A opinião pertence ao reitor da Universidade de Trás-os-Montes e Alto Douro e surgiu nas páginas do “Jornal de Notícias” do passado dia 29 de Março: “O compromisso da investigação para o futuro das universidades do ‘arco do interior’ deve centrar-se no desenvolvimento de projectos que contribuam para o desenvolvimento económico e social do território”. No fundo, António Fontaínhas Fernandes defende um compromisso comum entre estas instituições, que, na sua opinião, “devem adoptar uma abordagem transdisciplinar dos problemas do território em que se situam, valorizando e potenciando os seus recursos materiais e imateriais”. No fundo, conclui, é preciso “pensar global na resolução do local”.
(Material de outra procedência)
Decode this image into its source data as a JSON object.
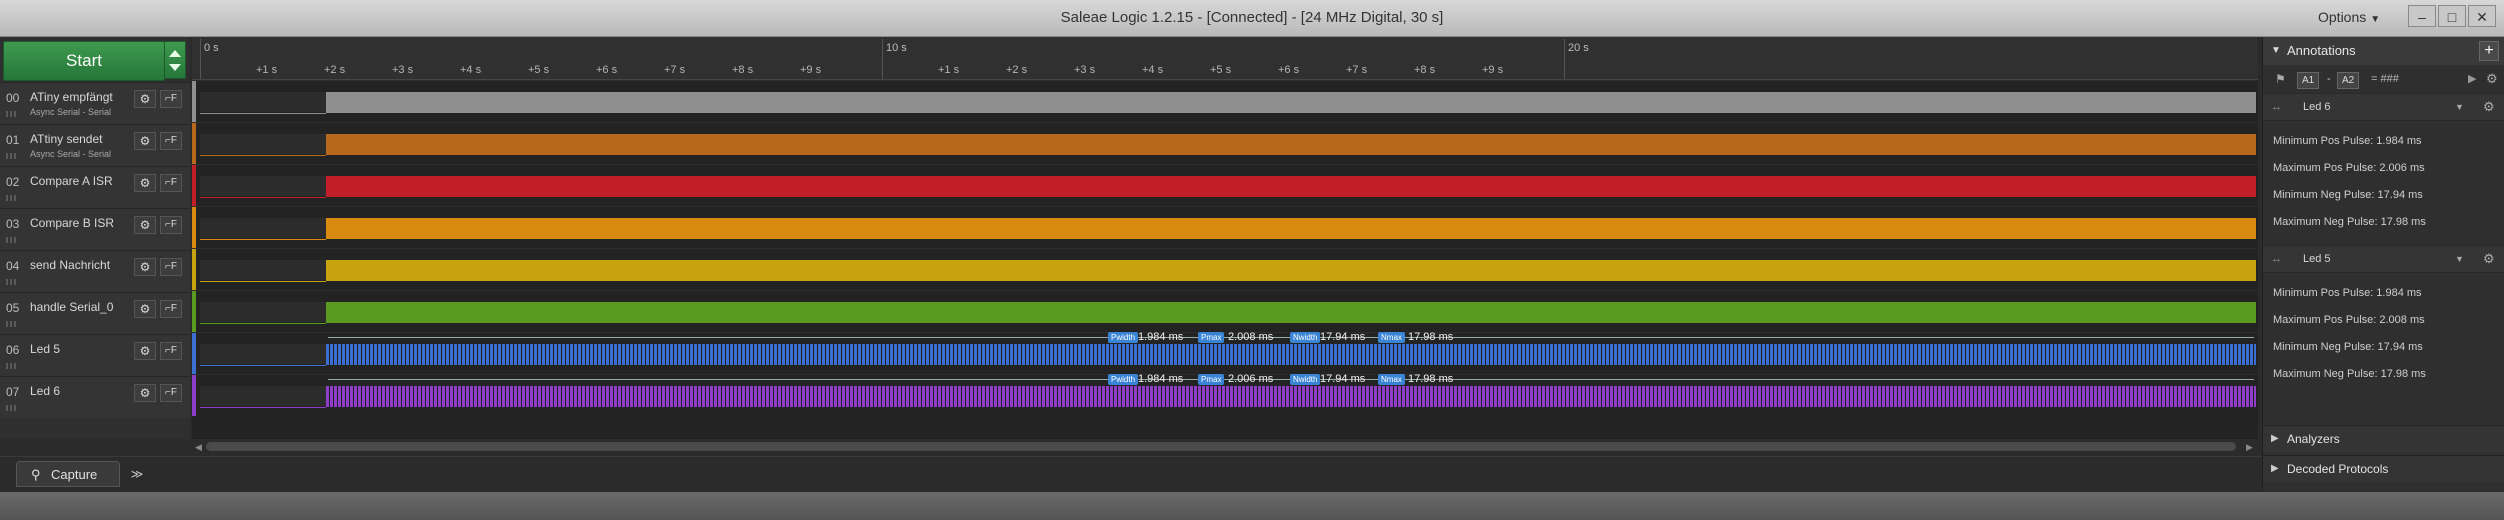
{
  "window": {
    "title": "Saleae Logic 1.2.15 - [Connected] - [24 MHz Digital, 30 s]",
    "options_label": "Options",
    "minimize_label": "–",
    "maximize_label": "□",
    "close_label": "✕"
  },
  "toolbar": {
    "start_label": "Start"
  },
  "channels": [
    {
      "num": "00",
      "name": "ATiny empfängt",
      "sub": "Async Serial - Serial",
      "color": "#8f8f8f"
    },
    {
      "num": "01",
      "name": "ATtiny sendet",
      "sub": "Async Serial - Serial",
      "color": "#b8681b"
    },
    {
      "num": "02",
      "name": "Compare A ISR",
      "sub": "",
      "color": "#c21e2a"
    },
    {
      "num": "03",
      "name": "Compare B ISR",
      "sub": "",
      "color": "#d98a10"
    },
    {
      "num": "04",
      "name": "send Nachricht",
      "sub": "",
      "color": "#c9a210"
    },
    {
      "num": "05",
      "name": "handle Serial_0",
      "sub": "",
      "color": "#5a9a1e"
    },
    {
      "num": "06",
      "name": "Led 5",
      "sub": "",
      "color": "#3b6fd1"
    },
    {
      "num": "07",
      "name": "Led 6",
      "sub": "",
      "color": "#8e3ec9"
    }
  ],
  "ruler": {
    "major": [
      "0 s",
      "10 s",
      "20 s"
    ],
    "minor": [
      "+1 s",
      "+2 s",
      "+3 s",
      "+4 s",
      "+5 s",
      "+6 s",
      "+7 s",
      "+8 s",
      "+9 s"
    ]
  },
  "measurements": [
    {
      "channel": "Led 5",
      "tags": [
        "Pwidth",
        "Pmax",
        "Nwidth",
        "Nmax"
      ],
      "values": [
        "1.984 ms",
        "2.008 ms",
        "17.94 ms",
        "17.98 ms"
      ]
    },
    {
      "channel": "Led 6",
      "tags": [
        "Pwidth",
        "Pmax",
        "Nwidth",
        "Nmax"
      ],
      "values": [
        "1.984 ms",
        "2.006 ms",
        "17.94 ms",
        "17.98 ms"
      ]
    }
  ],
  "bottom": {
    "capture_label": "Capture",
    "more_label": "≫"
  },
  "annotations": {
    "header": "Annotations",
    "add_label": "+",
    "toolbar": {
      "a1": "A1",
      "a2": "A2",
      "delta": "-",
      "eq": "= ###"
    },
    "groups": [
      {
        "name": "Led 6",
        "items": [
          "Minimum Pos Pulse: 1.984 ms",
          "Maximum Pos Pulse: 2.006 ms",
          "Minimum Neg Pulse: 17.94 ms",
          "Maximum Neg Pulse: 17.98 ms"
        ]
      },
      {
        "name": "Led 5",
        "items": [
          "Minimum Pos Pulse: 1.984 ms",
          "Maximum Pos Pulse: 2.008 ms",
          "Minimum Neg Pulse: 17.94 ms",
          "Maximum Neg Pulse: 17.98 ms"
        ]
      }
    ]
  },
  "analyzers": {
    "label": "Analyzers"
  },
  "decoded": {
    "label": "Decoded Protocols"
  }
}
Este docente tem toda a razão. Nos tempos que correm, a Educação e a Formação (seja ela académica ou profissional) são duas das mais importantes ferramentas para combater os problemas que afectam todo o interior do país, com o Baixo Alentejo à cabeça. Porque esta é uma terra com pouca gente, com poucas empresas e onde o desenvolvimento – seja ele económico, social, cultural ou outro – nem sempre acontece à velocidade desejada ou na altura necessária.
É neste quadro que entra o Instituto Politécnico de Beja. Ao longo das últimas três décadas a instituição ajudou a formar e a fixar centenas de jovens no distrito, sabendo ser a escola de muitos dos actuais empresários e outros responsáveis que hoje “puxam” pelo Baixo Alentejo. Mas o futuro da região continua a precisar do IPBeja. E numa altura em que o instituto se prepara para escolher um novo presidente, é preciso que mantenha entre as suas prioridades a promoção de dinâmicas de desenvolvimento regional. Assim será mais fácil chegarmos ao destino desejado: uma terra mais rica e mais viva.